CS Lewis honoured with Poets' Corner memorial
Writer CS Lewis has been honoured with a memorial stone in Westminster Abbey later, 50 years after his death.
The stone has been placed in Poets' Corner, alongside renowned literary figures including Chaucer and Dickens.
Former Archbishop of Canterbury Dr Rowan Williams - a fan of his work - gave the main address at the ceremony.
Lewis, born in 1898, is best known for the Chronicles of Narnia series, which has sold 100 million copies worldwide and been adapted for screen and stage.
His other work includes The Screwtape Letters and the Ransom Trilogy novels.

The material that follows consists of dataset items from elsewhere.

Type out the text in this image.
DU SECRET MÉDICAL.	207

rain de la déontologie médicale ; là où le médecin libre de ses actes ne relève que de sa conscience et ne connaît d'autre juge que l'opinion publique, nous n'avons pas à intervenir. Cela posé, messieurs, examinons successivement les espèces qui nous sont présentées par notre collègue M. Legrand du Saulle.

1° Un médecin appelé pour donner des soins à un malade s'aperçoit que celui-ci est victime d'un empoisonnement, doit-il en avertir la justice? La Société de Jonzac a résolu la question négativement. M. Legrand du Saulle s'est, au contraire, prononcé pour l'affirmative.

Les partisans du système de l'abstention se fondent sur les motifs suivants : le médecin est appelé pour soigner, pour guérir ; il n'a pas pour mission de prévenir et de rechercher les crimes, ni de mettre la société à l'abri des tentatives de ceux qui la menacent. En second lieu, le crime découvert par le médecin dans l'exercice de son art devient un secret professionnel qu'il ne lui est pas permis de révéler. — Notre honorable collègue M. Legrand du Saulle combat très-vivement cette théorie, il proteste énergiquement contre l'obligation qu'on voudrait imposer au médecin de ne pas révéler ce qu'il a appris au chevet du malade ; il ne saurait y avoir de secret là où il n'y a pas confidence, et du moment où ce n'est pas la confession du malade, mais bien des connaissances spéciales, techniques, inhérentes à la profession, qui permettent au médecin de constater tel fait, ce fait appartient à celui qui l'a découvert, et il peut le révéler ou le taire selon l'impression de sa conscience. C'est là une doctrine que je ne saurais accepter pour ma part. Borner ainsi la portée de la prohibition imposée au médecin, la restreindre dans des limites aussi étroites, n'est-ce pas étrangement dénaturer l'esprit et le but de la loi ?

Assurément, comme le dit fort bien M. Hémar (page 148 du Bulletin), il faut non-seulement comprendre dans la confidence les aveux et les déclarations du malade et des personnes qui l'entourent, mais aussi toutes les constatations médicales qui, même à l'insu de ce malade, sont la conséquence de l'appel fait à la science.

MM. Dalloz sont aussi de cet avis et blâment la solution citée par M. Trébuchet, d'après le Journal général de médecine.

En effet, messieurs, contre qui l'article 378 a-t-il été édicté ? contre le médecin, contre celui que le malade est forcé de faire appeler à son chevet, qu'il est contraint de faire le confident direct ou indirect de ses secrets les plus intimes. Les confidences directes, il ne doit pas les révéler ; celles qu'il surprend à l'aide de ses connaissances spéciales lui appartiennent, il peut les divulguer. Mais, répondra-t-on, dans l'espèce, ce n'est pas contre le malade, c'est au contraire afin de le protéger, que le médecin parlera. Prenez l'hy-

The writer was also a respected Oxford scholar and literary critic, while his book Mere Christianity was adapted from a series of BBC radio broadcasts, which sought to explain Christian teachings to a wider audience.
CS Lewis's memorial stone is set in the floor of Poets' Corner - though he was not known for poetry - and is inscribed with lines from one of his theological lectures : "I believe in Christianity as I believe the sun has risen. Not only because I can see it but because by it I can see everything else."
Around 1,000 guests from around the world attended the service to unveil the stone.
A prayer was read by the Rev Adrian Dorrian, the current rector of St Marks' church, Dundela, in Belfast, where the writer's grandfather was the first rector.
Douglas Gresham, the son of Lewis's wife Joy, spoke at the service. The story of the author's marriage to her was told in the film Shadowlands.
A conference looking at the impact of Lewis's work has also been taking place at the abbey, while a festival celebrating his life and work has been held in his hometown of Belfast.
Clive Staples Lewis - known as Jack to his family - died on 22 November 1963 at the age of 64, the same day President JF Kennedy was assassinated.
Other literary greats to be commemorated in Westminster Abbey's South Transept are Samuel Johnson, John Keats and the Bronte sisters.